“We store dates in two digits because we have ten fingers. We are still paying for that decision.”
The First Design Decision
Before any human built a computing device, the human body decided the number base. Humans have 10 fingers. Every culture that developed a counting system independently — Sumerian, Egyptian, Greek, Roman, Chinese, Indian, Mayan, West African — converged on base-10 or a variant of it because the fingers were the first counting device. When you count on your fingers and run out, you've reached 10. You put down a marker and start again. That marker is a tens column.
This was not a decision. It was a constraint that became a convention that became a civilization-wide standard that became the invisible assumption embedded in every date, every timestamp, every price, and every measurement system in human history.
Why Base-10 Is Wrong
Base-10 is anatomically natural and mathematically awkward. The number 10 has only four divisors: 1, 2, 5, and 10. You cannot divide 10 evenly by 3, 4, 6, 7, 8, or 9.
Base-12 has six divisors: 1, 2, 3, 4, 6, and 12. This is why time is base-12 (12 hours, 60 minutes — 60 = 5 × 12), why the imperial measurement system is partly duodecimal (12 inches in a foot), and why the Babylonians used base-60 for astronomy (60 divides cleanly by 2, 3, 4, 5, 6, 10, 12, 15, 20, 30). The reason we have 360 degrees in a circle is that the Babylonians, who had a much better number base than we do, noticed that a circle of radius 1 has a circumference of approximately 6 — and 6 × 60 = 360, so they made that the unit count.
We inherited base-10 from our fingers. We inherited base-60 from the Babylonians. We forgot to unify them. Every unit conversion problem in the history of engineering traces to this unresolved inheritance.
The Computer Mismatch
Computers use base-2 — binary — because transistors have two stable states: on and off. This is not a choice; it is physics. Every number a computer works with internally is binary.
The interface between human base-10 and computer base-2 creates a class of errors with no solution, only mitigations:
- Floating-point imprecision: 0.1 + 0.2 ≠ 0.3 in IEEE 754 because 0.1 cannot be exactly represented in binary. This is not a bug. It is the mathematical consequence of the base mismatch between our fingers and our transistors.
- The Y2K problem: "99" was chosen to represent 1999 because storage was expensive and developers were certain the system would be replaced before the year 2000. The choice to store years in two digits was a consequence of base-10 aligned with human date perception. Two base-10 digits = 100 possible years. Enough for now. Catastrophic later.
- The Year 2038 Problem: Unix timestamps count seconds from January 1, 1970 in a 32-bit signed integer. A 32-bit signed integer maxes out at 2,147,483,647. Add that many seconds to January 1, 1970 and you get 03:14:07 UTC on January 19, 2038, when every affected system rolls over to a large negative number representing sometime in 1901. This is Y2K for 32-bit systems.

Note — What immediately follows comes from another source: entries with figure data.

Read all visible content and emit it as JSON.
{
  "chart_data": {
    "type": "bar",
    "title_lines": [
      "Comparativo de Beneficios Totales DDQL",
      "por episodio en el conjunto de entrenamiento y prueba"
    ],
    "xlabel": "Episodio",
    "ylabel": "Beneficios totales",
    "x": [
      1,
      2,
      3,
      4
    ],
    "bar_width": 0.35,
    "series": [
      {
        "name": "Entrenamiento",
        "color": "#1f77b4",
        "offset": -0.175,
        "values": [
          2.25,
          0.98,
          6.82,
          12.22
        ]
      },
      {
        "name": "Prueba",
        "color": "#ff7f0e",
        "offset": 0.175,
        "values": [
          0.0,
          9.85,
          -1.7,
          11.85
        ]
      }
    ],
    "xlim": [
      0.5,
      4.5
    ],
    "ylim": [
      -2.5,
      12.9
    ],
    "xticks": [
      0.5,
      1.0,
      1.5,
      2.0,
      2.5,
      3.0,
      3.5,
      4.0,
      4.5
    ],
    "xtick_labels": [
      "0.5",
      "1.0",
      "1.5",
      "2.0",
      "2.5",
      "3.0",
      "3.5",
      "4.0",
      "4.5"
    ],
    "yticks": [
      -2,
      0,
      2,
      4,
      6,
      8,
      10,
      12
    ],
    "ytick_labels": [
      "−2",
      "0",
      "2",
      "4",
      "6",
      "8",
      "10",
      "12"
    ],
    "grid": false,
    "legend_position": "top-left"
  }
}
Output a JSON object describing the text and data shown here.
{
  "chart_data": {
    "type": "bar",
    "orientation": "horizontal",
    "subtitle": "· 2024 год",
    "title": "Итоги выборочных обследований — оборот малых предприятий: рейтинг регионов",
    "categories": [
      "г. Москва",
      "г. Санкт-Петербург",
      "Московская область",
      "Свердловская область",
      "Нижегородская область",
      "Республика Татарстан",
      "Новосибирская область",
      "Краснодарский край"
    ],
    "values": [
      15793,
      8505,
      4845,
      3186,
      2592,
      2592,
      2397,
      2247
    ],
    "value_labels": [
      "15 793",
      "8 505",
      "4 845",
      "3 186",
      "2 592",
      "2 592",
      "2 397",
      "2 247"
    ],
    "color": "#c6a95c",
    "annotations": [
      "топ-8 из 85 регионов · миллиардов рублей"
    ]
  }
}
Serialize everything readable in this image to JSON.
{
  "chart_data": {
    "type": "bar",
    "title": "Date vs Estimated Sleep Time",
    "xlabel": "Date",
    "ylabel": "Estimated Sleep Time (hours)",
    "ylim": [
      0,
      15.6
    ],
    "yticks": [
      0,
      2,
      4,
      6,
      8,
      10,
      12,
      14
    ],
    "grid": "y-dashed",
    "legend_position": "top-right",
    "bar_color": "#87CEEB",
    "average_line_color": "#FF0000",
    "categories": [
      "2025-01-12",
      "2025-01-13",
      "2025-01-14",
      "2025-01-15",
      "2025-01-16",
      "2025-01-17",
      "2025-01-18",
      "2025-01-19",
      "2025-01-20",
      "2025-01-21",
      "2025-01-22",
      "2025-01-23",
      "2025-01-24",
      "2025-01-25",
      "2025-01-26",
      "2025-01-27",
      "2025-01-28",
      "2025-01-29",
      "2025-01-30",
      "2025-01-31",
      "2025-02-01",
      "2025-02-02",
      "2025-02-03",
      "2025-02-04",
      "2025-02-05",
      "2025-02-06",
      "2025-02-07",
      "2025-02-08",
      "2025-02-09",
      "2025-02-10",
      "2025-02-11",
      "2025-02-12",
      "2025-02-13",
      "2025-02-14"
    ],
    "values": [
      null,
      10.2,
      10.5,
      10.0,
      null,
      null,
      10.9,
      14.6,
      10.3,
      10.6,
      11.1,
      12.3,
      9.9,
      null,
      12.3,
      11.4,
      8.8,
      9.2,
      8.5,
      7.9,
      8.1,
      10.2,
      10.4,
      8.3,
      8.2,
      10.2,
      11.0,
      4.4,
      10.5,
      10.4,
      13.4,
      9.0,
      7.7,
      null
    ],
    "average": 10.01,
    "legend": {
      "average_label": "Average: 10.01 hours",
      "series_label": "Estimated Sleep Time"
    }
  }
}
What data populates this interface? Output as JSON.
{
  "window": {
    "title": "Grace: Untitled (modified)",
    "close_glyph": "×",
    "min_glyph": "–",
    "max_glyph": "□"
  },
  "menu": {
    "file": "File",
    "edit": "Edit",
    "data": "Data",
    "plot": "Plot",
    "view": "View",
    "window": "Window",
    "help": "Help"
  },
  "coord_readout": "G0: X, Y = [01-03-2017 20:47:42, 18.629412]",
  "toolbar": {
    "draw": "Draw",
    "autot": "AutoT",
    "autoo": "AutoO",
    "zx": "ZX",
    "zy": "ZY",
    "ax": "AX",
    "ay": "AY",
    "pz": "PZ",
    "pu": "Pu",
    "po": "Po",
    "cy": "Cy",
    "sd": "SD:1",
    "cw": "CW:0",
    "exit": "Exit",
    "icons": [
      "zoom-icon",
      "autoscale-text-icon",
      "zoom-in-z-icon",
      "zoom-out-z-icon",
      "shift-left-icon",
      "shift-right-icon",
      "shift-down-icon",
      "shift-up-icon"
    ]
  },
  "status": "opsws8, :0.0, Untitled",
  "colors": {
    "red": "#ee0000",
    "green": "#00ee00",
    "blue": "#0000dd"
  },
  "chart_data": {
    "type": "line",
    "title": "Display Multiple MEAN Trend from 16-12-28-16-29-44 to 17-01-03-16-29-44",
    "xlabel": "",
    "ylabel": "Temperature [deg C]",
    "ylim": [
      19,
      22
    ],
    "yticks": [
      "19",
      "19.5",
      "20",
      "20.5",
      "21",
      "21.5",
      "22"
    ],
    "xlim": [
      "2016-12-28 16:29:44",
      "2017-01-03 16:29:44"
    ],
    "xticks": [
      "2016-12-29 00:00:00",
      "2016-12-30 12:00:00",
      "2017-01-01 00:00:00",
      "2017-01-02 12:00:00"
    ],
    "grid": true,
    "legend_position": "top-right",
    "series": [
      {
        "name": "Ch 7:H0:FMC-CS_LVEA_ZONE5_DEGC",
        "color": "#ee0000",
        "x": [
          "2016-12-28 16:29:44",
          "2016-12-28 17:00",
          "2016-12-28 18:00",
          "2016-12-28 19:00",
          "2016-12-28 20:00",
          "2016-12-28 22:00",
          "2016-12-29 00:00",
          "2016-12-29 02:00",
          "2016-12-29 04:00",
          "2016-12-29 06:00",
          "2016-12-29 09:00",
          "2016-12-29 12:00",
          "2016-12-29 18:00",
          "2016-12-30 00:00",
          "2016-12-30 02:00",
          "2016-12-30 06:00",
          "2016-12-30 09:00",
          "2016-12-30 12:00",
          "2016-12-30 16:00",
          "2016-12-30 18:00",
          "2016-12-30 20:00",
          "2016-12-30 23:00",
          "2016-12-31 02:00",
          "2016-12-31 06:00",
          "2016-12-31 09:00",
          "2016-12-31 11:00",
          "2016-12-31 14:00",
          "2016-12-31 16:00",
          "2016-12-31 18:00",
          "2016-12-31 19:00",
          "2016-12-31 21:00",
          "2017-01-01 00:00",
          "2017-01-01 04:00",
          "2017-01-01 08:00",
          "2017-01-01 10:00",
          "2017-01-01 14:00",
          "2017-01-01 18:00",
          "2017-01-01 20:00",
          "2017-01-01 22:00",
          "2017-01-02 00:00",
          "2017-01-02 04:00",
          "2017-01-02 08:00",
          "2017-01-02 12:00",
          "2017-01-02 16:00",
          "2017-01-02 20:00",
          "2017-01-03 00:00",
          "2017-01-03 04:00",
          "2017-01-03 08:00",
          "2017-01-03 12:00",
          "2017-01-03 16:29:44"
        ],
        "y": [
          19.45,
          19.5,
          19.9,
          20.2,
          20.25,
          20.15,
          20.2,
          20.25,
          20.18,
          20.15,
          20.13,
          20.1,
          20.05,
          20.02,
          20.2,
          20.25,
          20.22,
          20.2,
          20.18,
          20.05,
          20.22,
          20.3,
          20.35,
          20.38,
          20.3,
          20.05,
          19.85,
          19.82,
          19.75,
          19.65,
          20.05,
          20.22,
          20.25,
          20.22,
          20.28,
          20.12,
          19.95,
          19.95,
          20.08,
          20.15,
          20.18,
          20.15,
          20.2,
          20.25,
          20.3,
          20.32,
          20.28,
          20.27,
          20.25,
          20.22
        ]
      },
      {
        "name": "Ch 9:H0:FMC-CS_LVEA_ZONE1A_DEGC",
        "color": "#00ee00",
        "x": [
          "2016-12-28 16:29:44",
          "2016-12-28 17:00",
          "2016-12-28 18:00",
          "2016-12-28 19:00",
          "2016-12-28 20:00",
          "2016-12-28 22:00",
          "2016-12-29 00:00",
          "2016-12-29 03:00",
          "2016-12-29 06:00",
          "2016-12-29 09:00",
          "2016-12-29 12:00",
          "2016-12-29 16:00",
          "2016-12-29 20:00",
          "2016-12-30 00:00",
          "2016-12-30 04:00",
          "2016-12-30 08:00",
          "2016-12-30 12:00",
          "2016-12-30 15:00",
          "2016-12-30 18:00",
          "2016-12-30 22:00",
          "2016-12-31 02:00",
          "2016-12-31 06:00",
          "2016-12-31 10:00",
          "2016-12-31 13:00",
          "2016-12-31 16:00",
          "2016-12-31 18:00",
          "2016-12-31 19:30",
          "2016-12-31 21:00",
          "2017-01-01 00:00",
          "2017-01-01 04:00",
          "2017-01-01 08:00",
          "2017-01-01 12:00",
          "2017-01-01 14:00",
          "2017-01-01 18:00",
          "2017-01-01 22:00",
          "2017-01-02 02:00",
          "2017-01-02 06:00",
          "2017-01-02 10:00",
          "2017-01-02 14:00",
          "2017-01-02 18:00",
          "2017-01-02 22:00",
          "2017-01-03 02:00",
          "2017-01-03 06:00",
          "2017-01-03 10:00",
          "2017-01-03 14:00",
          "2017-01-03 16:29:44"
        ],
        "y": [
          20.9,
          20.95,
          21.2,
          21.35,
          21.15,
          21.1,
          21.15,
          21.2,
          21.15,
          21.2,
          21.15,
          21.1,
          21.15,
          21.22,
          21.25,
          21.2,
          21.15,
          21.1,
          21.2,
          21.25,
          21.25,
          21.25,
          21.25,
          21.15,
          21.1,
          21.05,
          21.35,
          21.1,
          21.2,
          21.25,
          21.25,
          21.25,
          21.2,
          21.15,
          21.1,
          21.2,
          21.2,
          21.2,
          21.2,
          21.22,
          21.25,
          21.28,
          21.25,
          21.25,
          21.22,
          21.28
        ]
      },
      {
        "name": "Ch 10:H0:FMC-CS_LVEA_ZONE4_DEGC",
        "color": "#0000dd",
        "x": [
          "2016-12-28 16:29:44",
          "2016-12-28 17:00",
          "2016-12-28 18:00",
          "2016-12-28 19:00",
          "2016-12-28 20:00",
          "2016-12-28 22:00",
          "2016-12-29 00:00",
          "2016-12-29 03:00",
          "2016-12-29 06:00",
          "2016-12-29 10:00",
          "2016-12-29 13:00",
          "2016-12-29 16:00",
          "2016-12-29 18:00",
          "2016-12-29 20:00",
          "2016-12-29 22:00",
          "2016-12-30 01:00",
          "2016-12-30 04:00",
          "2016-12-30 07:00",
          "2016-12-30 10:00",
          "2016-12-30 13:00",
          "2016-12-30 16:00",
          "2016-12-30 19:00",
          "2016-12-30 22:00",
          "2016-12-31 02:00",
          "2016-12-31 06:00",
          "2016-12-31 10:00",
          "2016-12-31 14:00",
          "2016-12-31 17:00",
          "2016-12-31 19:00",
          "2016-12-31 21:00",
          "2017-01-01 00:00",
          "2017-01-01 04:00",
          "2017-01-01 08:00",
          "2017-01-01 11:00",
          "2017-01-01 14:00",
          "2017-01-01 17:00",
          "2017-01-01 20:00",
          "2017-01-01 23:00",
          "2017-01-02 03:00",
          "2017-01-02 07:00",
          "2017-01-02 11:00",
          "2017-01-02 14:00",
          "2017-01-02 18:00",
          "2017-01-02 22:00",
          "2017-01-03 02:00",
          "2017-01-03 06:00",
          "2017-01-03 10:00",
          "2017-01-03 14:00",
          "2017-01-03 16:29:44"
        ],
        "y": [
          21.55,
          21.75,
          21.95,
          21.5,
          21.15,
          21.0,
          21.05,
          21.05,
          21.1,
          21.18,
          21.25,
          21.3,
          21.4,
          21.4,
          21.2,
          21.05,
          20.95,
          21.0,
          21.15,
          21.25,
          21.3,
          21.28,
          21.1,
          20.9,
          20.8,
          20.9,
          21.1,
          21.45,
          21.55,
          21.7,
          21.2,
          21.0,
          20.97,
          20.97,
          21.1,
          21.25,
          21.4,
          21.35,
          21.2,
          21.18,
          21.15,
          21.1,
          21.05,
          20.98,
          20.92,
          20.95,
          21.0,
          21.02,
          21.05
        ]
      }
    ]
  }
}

It is coming.
The Exhibit
Every date-boundary bug in computing history shares a common ancestor: a human has 10 fingers, civilization adopted base-10, and the storage optimization for representing human-scale dates in computer memory was always insufficient for the full range of dates that systems would eventually need to handle.
The Mars Climate Orbiter crashed because one system used metric units and another used imperial — a unit mismatch. The deeper cause: two incompatible unit systems coexist because different civilizations made different base choices based on what was convenient for their anatomy and trade goods.
We have ten fingers. We built a civilization around that. We built computers that don't. Every year-boundary bug, every floating-point surprise, every unit conversion failure is the conversation between those two facts, unresolved.